Steven Lopez was exonerated in response to requests by both Lopez’s attorney and prosecutors. He was arrested along with five other Black and Latino teenagers in the rape and assault on Trisha Meili but reached a deal with prosecutors to plead guilty to the lesser charge of robbing a male jogger.

Meili went public in 2003 and published a book titled “I Am the Central Park Jogger.” The brutal assault put the 28-year-old white investment banker in a coma for 12 days. It was considered emblematic of New York City's lawlessness in an era when the city recorded 2,000 murders a year.

Manhattan District Attorney Alvin Bragg told a judge Monday that review of the case found that Lopez had pleaded guilty involuntarily “in the face of false statements” and under “immense external pressure.” Lopez was in court but didn’t speak.
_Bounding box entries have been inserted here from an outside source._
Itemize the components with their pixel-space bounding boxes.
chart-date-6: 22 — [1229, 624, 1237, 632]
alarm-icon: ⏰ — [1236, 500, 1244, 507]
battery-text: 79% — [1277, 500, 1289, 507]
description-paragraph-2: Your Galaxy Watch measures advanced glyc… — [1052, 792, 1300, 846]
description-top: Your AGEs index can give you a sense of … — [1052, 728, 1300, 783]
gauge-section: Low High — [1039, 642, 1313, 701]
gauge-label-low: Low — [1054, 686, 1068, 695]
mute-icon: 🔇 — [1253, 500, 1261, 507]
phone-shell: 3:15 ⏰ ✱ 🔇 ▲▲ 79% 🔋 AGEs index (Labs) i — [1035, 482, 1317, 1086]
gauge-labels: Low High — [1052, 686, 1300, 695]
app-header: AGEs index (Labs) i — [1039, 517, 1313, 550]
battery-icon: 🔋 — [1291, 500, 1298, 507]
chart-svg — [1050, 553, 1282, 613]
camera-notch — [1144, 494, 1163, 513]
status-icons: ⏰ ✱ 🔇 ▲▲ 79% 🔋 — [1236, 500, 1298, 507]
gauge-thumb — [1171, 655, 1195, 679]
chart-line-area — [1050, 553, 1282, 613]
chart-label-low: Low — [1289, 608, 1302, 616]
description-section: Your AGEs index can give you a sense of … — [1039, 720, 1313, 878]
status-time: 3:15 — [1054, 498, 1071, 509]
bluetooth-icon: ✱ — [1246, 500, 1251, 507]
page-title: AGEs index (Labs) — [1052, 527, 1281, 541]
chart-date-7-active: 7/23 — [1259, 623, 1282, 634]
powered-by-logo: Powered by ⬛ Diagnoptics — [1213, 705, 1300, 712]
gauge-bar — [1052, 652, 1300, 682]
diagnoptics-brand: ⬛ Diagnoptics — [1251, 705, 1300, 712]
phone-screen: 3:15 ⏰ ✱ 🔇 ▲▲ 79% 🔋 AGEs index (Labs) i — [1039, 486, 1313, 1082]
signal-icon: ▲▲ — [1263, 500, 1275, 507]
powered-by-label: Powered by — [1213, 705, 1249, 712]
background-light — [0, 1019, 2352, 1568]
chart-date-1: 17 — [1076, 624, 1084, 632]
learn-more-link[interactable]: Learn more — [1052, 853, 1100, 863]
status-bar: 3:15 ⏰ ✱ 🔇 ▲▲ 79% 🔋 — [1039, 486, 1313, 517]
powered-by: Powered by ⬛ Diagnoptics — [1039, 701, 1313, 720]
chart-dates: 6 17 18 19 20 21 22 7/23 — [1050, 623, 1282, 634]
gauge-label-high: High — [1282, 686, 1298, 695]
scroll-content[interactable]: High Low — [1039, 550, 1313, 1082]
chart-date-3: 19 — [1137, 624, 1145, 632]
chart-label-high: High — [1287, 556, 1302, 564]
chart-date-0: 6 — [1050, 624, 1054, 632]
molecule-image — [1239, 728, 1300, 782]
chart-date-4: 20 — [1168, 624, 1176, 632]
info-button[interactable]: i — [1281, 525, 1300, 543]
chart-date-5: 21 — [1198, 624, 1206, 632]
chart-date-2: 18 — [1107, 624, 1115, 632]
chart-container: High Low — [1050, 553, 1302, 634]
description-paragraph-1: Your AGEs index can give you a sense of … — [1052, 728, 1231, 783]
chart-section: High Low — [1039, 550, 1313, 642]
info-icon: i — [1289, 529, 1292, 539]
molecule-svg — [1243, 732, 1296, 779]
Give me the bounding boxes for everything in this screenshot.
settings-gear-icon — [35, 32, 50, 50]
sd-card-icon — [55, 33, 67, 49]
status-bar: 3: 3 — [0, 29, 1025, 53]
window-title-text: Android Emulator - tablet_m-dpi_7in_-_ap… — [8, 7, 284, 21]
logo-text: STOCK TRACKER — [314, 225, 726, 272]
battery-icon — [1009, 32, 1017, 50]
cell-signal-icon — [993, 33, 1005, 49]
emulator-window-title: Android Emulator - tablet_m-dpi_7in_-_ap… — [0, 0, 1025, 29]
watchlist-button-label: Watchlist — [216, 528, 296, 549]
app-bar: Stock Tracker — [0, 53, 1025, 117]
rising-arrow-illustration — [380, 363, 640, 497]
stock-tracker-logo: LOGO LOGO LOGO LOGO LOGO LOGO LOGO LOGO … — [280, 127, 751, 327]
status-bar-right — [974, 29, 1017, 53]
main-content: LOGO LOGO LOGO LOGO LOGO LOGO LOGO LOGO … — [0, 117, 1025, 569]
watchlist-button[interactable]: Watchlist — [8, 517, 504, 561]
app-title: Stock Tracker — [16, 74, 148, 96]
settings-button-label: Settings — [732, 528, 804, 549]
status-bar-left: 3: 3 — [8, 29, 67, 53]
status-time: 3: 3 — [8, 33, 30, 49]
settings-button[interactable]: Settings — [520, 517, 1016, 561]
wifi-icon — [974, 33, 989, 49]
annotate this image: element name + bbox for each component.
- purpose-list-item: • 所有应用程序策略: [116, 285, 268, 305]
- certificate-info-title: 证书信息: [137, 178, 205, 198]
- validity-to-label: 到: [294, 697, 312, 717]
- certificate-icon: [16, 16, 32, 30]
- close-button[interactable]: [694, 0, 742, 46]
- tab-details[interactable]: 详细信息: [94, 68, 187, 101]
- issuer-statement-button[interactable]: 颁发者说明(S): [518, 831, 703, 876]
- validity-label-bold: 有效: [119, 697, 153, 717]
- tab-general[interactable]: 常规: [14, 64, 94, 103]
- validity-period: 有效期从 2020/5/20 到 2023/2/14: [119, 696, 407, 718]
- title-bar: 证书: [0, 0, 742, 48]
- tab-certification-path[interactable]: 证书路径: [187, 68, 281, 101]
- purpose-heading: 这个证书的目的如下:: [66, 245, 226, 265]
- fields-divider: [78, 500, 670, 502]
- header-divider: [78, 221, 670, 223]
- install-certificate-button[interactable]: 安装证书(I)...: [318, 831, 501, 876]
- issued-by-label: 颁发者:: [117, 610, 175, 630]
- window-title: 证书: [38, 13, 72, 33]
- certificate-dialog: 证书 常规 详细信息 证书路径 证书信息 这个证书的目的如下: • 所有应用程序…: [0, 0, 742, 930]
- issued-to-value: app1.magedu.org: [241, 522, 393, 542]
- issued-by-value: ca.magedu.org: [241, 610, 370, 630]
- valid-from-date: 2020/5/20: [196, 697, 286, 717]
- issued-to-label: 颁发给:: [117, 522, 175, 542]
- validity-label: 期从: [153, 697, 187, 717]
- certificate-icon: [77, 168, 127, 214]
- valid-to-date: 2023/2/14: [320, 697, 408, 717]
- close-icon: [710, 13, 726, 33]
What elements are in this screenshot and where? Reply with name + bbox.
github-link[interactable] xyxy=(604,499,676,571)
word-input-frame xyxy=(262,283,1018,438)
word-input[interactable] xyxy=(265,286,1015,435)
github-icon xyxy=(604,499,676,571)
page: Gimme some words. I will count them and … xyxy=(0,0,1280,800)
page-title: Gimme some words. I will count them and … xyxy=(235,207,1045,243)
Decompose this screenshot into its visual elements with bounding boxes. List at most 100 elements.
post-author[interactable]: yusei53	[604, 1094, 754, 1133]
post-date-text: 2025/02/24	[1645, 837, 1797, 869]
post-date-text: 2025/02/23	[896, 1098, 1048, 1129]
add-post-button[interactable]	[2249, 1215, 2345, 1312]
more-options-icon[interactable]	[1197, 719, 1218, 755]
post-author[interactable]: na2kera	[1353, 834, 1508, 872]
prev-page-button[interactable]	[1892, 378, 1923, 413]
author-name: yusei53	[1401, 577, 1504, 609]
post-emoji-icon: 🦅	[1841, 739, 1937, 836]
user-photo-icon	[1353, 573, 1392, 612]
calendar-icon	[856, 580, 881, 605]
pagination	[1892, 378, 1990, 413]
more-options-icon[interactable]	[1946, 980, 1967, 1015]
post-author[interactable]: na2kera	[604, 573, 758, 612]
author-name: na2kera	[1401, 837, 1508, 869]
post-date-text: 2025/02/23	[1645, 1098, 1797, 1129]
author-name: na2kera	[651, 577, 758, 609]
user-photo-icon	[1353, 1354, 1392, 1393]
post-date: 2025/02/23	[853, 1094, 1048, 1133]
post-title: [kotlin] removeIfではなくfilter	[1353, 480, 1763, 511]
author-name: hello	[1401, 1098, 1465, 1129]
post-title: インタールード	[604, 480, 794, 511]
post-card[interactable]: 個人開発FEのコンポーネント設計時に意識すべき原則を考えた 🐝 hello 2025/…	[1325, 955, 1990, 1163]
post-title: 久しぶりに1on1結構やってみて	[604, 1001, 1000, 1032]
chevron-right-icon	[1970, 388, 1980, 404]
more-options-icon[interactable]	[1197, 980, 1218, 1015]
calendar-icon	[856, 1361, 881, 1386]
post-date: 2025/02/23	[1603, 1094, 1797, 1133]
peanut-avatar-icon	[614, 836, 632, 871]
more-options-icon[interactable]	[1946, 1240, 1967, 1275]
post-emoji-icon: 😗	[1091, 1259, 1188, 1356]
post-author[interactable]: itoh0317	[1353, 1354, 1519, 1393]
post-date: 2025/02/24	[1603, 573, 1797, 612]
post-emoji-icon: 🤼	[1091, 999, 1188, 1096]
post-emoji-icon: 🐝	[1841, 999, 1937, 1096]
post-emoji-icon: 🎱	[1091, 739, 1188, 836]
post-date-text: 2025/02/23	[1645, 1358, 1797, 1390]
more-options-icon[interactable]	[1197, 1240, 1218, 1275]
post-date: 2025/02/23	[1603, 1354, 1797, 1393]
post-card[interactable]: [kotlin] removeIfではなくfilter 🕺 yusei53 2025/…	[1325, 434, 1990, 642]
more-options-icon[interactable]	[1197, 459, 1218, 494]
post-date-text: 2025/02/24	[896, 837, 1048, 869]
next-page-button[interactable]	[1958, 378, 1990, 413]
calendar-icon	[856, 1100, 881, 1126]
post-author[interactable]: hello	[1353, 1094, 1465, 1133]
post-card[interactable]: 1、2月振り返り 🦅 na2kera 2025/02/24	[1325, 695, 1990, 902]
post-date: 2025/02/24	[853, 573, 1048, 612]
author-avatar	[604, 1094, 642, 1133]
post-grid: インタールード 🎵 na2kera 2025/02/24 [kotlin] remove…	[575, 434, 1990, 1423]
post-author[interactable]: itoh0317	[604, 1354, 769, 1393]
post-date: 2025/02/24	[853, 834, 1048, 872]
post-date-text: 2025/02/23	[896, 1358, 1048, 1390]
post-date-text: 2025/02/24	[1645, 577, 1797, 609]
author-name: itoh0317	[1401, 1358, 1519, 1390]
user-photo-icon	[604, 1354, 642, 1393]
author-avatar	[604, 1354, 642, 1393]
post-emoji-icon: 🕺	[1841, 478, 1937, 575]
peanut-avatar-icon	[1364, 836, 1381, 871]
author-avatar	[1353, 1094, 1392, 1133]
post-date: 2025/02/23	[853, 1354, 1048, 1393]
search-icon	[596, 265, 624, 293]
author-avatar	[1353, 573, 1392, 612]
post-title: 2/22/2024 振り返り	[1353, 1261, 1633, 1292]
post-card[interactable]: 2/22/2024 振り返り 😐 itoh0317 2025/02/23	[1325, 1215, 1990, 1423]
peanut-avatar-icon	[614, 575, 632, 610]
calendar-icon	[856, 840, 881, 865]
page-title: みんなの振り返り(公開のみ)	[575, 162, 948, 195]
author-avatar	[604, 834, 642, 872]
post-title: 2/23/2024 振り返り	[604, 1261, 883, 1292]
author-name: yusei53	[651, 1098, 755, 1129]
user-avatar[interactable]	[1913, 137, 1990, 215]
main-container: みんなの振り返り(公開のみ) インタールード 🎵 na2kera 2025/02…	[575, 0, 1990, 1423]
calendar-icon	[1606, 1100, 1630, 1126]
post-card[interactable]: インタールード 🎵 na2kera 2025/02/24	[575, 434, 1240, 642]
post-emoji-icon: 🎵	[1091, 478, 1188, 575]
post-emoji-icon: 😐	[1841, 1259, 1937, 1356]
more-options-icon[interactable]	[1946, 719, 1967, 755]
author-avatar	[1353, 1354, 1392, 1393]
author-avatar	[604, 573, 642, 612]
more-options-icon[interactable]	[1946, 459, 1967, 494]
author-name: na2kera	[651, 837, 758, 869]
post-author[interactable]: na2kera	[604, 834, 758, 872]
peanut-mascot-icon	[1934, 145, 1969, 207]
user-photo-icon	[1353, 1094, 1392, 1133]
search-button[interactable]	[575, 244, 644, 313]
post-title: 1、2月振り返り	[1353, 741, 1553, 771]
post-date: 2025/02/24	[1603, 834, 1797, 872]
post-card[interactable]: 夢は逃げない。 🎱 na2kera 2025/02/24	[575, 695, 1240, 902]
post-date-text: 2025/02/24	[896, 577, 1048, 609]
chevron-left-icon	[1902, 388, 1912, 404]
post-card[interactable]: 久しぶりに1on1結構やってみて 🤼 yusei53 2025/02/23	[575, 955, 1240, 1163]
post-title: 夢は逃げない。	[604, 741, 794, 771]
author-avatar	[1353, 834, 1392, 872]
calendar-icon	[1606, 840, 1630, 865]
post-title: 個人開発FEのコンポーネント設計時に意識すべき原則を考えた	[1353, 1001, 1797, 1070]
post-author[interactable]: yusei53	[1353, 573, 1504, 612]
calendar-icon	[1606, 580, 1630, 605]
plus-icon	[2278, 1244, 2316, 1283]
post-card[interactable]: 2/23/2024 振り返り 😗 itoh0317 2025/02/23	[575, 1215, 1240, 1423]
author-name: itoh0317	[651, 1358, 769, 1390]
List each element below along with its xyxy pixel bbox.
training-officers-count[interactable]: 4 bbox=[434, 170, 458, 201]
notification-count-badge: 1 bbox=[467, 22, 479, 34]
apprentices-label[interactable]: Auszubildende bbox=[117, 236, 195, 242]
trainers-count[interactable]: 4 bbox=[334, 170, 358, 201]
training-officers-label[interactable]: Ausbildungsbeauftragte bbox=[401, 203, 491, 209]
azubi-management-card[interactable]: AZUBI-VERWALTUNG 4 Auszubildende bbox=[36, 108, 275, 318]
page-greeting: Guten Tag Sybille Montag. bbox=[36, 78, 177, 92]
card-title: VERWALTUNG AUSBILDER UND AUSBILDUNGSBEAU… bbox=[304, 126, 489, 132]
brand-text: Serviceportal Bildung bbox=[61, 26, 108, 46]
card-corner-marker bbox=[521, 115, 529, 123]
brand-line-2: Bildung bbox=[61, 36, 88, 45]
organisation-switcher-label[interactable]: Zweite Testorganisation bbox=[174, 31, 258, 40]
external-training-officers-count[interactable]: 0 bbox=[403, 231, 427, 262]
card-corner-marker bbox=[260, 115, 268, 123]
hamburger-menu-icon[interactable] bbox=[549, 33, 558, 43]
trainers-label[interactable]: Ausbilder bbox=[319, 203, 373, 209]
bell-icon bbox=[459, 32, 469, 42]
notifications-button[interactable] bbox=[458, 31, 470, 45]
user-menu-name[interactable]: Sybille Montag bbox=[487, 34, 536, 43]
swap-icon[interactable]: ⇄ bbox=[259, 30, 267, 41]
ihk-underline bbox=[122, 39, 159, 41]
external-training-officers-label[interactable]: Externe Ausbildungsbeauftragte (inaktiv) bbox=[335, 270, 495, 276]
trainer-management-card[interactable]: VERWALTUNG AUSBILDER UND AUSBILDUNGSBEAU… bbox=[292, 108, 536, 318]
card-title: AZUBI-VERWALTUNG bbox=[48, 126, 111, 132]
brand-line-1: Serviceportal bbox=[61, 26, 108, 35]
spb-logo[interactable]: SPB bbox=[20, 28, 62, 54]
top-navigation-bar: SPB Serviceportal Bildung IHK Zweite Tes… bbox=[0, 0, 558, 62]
Lopez, now 48, served about three years in prison before being released in the early 1990s. He told a judge "thank you" as he was exonerated Monday.

Five teenagers were convicted in the attack on Meili and served six to 13 years in prison. Their convictions were overturned in 2002 after evidence linked a convicted serial rapist and murderer, Matias Reyes, to the attack.

Prosecutors who reviewed the case had concluded the teenagers' confessions, made after hours of interrogations, were deeply flawed.

“A comparison of the statements reveals troubling discrepancies,” they wrote in court papers at the time. “The accounts given by the five defendants differed from one another on the specific details of virtually every major aspect of the crime.”

The Central Park Five, now sometimes known as the “Exonerated Five,” went on to win a $40 million settlement from the city and inspire books, movies and television shows.

Lopez has not received a settlement, and his case has been nearly forgotten in the years since he pleaded guilty to robbery in 1991 to avoid the more serious rape charge. His expected exoneration was first reported in The New York Times.

“We talk about the Central Park Five, the Exonerated Five, but there were six people on that indictment,” Bragg told the Times ahead of Monday's exoneration. “And the other five who were charged, their convictions were vacated. And it’s now time to have Mr. Lopez’s charge vacated.”